FAQs about Debt Consolidation
Why should I consolidate by bills? Consolidating your bills may help you lower your monthly payments, finance charges, and interest rates. It can free up extra cash to help you pay your monthly expenses.
What type of debt can I consolidate? Usually, you're limited to consolidating unsecured debt. That means any debt that isn't attached to property. For example, you can consolidate credit card debt, personal loans, and student loans.
Is there more than one kind of debt consolidation? Yes. There are basically two types. The first is a debt consolidation loan. The second is a debt management program.
What is a debt consolidation loan? If you choose a consolidation loan, you're actually borrowing money to pay off debt. If you're a homeowner, you can get a home equity loan that is secured by your house. If you don't have property, you may be eligible for a personal loan. Instead of paying many creditors, you'll pay only one - usually at a lower interest rate.

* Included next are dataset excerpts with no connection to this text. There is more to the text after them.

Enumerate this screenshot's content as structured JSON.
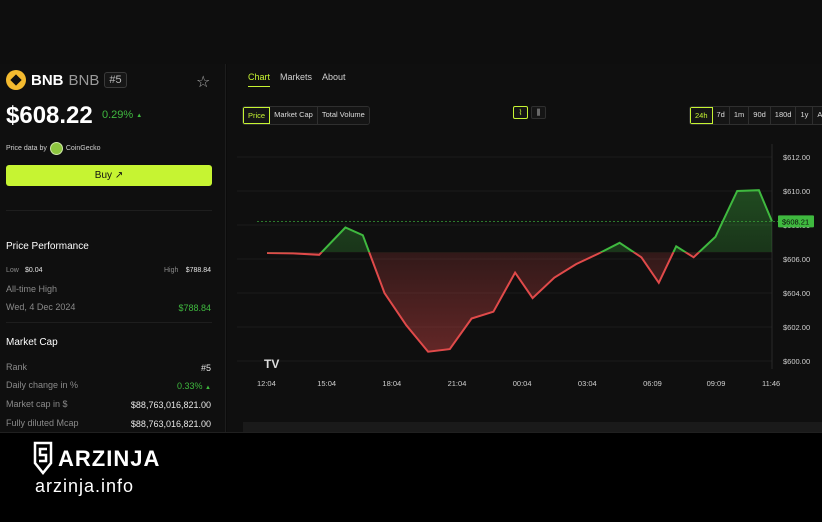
{
  "coin": {
    "name": "BNB",
    "symbol": "BNB",
    "rank": "#5",
    "price": "$608.22",
    "change": "0.29%",
    "price_data_by": "Price data by",
    "provider": "CoinGecko",
    "buy_label": "Buy"
  },
  "performance": {
    "title": "Price Performance",
    "low_label": "Low",
    "low_value": "$0.04",
    "high_label": "High",
    "high_value": "$788.84",
    "ath_label": "All-time High",
    "ath_date": "Wed, 4 Dec 2024",
    "ath_value": "$788.84"
  },
  "market_cap": {
    "title": "Market Cap",
    "rows": [
      {
        "label": "Rank",
        "value": "#5"
      },
      {
        "label": "Daily change in %",
        "value": "0.33%"
      },
      {
        "label": "Market cap in $",
        "value": "$88,763,016,821.00"
      },
      {
        "label": "Fully diluted Mcap",
        "value": "$88,763,016,821.00"
      }
    ]
  },
  "tabs": [
    "Chart",
    "Markets",
    "About"
  ],
  "metric_options": [
    "Price",
    "Market Cap",
    "Total Volume"
  ],
  "range_options": [
    "24h",
    "7d",
    "1m",
    "90d",
    "180d",
    "1y",
    "All"
  ],
  "chart_watermark": "TV",
  "banner": {
    "brand": "ARZINJA",
    "url": "arzinja.info"
  },
  "colors": {
    "accent": "#c6f432",
    "up": "#3fb93f",
    "down": "#e04a4a",
    "brand_bnb": "#f3ba2f"
  },
  "chart_data": {
    "type": "line",
    "title": "",
    "x_ticks": [
      "12:04",
      "15:04",
      "18:04",
      "21:04",
      "00:04",
      "03:04",
      "06:09",
      "09:09",
      "11:46"
    ],
    "y_ticks": [
      "$612.00",
      "$610.00",
      "$608.00",
      "$606.00",
      "$604.00",
      "$602.00",
      "$600.00"
    ],
    "ylim": [
      600,
      612
    ],
    "baseline": 606.4,
    "current_label": "$608.21",
    "current_value": 608.21,
    "points": [
      [
        0.0,
        606.35
      ],
      [
        0.6,
        606.33
      ],
      [
        1.2,
        606.25
      ],
      [
        1.8,
        607.85
      ],
      [
        2.2,
        607.4
      ],
      [
        2.7,
        604.0
      ],
      [
        3.2,
        602.1
      ],
      [
        3.7,
        600.55
      ],
      [
        4.2,
        600.7
      ],
      [
        4.7,
        602.5
      ],
      [
        5.2,
        602.9
      ],
      [
        5.7,
        605.2
      ],
      [
        6.1,
        603.7
      ],
      [
        6.6,
        604.9
      ],
      [
        7.1,
        605.7
      ],
      [
        7.6,
        606.3
      ],
      [
        8.1,
        606.95
      ],
      [
        8.6,
        606.1
      ],
      [
        9.0,
        604.6
      ],
      [
        9.4,
        606.75
      ],
      [
        9.8,
        606.1
      ],
      [
        10.3,
        607.3
      ],
      [
        10.8,
        610.0
      ],
      [
        11.3,
        610.05
      ],
      [
        11.6,
        608.21
      ]
    ]
  }
}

What is debt management? A debt management program doesn't require that you borrow money. Instead, a credit counselor will work with your lenders to help you lower finance charges and future interest rates. You'll pay the debt management company and they'll evenly distribute the money to your creditors. You won't be borrowing money; you'll be reorganizing your bills.
Should I choose a loan or debt management? If your credit is currently in good standing, it will be better for you to choose a loan. If your credit is blemished, debt management may be better. With bad credit, you're less likely to be approved for a loan.
How will debt consolidation affect my credit? A consolidation loan can help improve your credit if you make payments on time. Debt management programs will often appear on your credit report - and some lenders consider it to be unfavorable. However, if your credit is already less than perfect, debt management looks more favorable than non-payment.